A célebre expressão “Não tem onde cair de morto” significa ser tão pobre que nem mortalha tem, nem ouro, nem sepultura, nem nome a perpetuar. Não tem sítio onde morrer porque nem tão pouco tem meio ou forma de identificação.
A mortalha e o ouro (traje) identificavam a natureza social do falecido, o seu poder económico, os seus respeitos para com os antepassados que o antecederam na viagem, e com os quais se espera que vá encontrar-se.

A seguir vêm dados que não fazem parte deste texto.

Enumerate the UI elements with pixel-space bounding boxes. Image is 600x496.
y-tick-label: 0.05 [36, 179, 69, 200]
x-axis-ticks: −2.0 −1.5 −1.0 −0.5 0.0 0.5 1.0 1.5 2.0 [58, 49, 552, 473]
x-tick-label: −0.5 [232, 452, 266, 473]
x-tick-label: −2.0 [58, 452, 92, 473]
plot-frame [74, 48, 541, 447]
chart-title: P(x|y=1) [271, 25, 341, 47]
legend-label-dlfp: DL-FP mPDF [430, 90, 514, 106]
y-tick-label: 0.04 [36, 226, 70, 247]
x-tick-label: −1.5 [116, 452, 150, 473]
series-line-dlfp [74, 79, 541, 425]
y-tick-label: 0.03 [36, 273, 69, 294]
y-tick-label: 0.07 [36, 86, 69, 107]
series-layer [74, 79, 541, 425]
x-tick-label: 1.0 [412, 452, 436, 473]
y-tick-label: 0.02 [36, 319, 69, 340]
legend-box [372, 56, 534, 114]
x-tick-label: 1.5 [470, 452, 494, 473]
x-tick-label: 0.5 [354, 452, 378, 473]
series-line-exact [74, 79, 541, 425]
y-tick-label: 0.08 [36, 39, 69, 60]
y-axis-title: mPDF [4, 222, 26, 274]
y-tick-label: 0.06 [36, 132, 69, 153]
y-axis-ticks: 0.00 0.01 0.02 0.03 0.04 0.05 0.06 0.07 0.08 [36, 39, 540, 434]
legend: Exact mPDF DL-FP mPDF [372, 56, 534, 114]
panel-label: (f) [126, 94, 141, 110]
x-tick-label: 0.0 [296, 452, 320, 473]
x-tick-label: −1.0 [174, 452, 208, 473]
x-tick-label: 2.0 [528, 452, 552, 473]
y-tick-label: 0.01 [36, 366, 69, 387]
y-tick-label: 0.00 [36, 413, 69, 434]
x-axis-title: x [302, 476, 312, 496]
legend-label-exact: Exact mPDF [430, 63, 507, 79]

Mas esse traje tem história e depende do estado civil da pessoa. Assim, era comum entre as classes mais abastadas a mortalha dos homens consistir no fato de casamento. Caso este já não servisse, levariam o fato domingueiro, isto é, o fato de festa, tal como os rapazes novos solteiros. As mulheres levavam, não o vestido de noiva, pois este estava reservado às raparigas solteiras, virgens, as quais iriam celebrar núpcias no outro mundo, mas o melhor fato que tivessem em casa. Não passava pela cabeça de ninguém, nem hoje, escolher para a mortalha um fato velho e muito usado, ou o mais fraco.
As classes mais pobres seguiam o mesmo preceito, muitas vezes mandando fazer na costureira o fato-mortalha. A propósito, foi em 1998 que uma costureira de Pias nos disse que, entre as roupas que estava a fazer para a Festa Rija, tinha uma encomenda de mortalha. Tratava-se de um fato de saia e casaco em tons de azul entre o marinho e o turquesa, a pedido de uma idosa do lar da Fundação Viscondes de Messangil. O tecido, de excelente qualidade, era vistoso e alegre, talvez exageradamente festivo para uma viúva de oitenta e tais anos, no pensar da referida costureira.
Além da preparação do traje, assunto de mulheres, pois os homens preocupam-se com o nível de vida da casa ficando reservados para as mulheres os assuntos das almas, todos os lares possuíam (possuem) os utensílios fúnebres. São eles o lençol para a cama ou para a mesa da casa-de-fora, onde era colocado o caixão, dantes em linho ou meio linho, nas classes mais abastadas, hoje em algodão puro para quase toda a gente, assim como a toalha da arca onde eram colocados o candeeiro de arame, os castiçais para as velas, os solitários para as flores (mais raro). Os tecidos eram sempre brancos, debruados a rendas e/ou bordados, as velas lisas e claras como nas igrejas, o candeeiro de arame brilhante em tom de ouro.
O banho que é dado ao falecido terminava com alguns borrifos de perfume, sobretudo nas classes mais abastadas, ou nas casas onde houvesse gente solteira. Perfumar fazia parte das regras fúnebres de alguns lares, e a sua função transcendia em muito o facto de o morto expelir algum odor próprio da decomposição cadavérica.
Completados estes preceitos, o falecido estava pronto para ser velado, isto é, iniciava-se o vastíssimo quanto complexo e fastidioso conjunto de rezas a fim de o entregar nas mãos dos antepassados e, por meio destes, ser apresentado a Supremo Senhor. Aí, esperava-o o festim dos mortos arrependidos de seus pecados e misérias.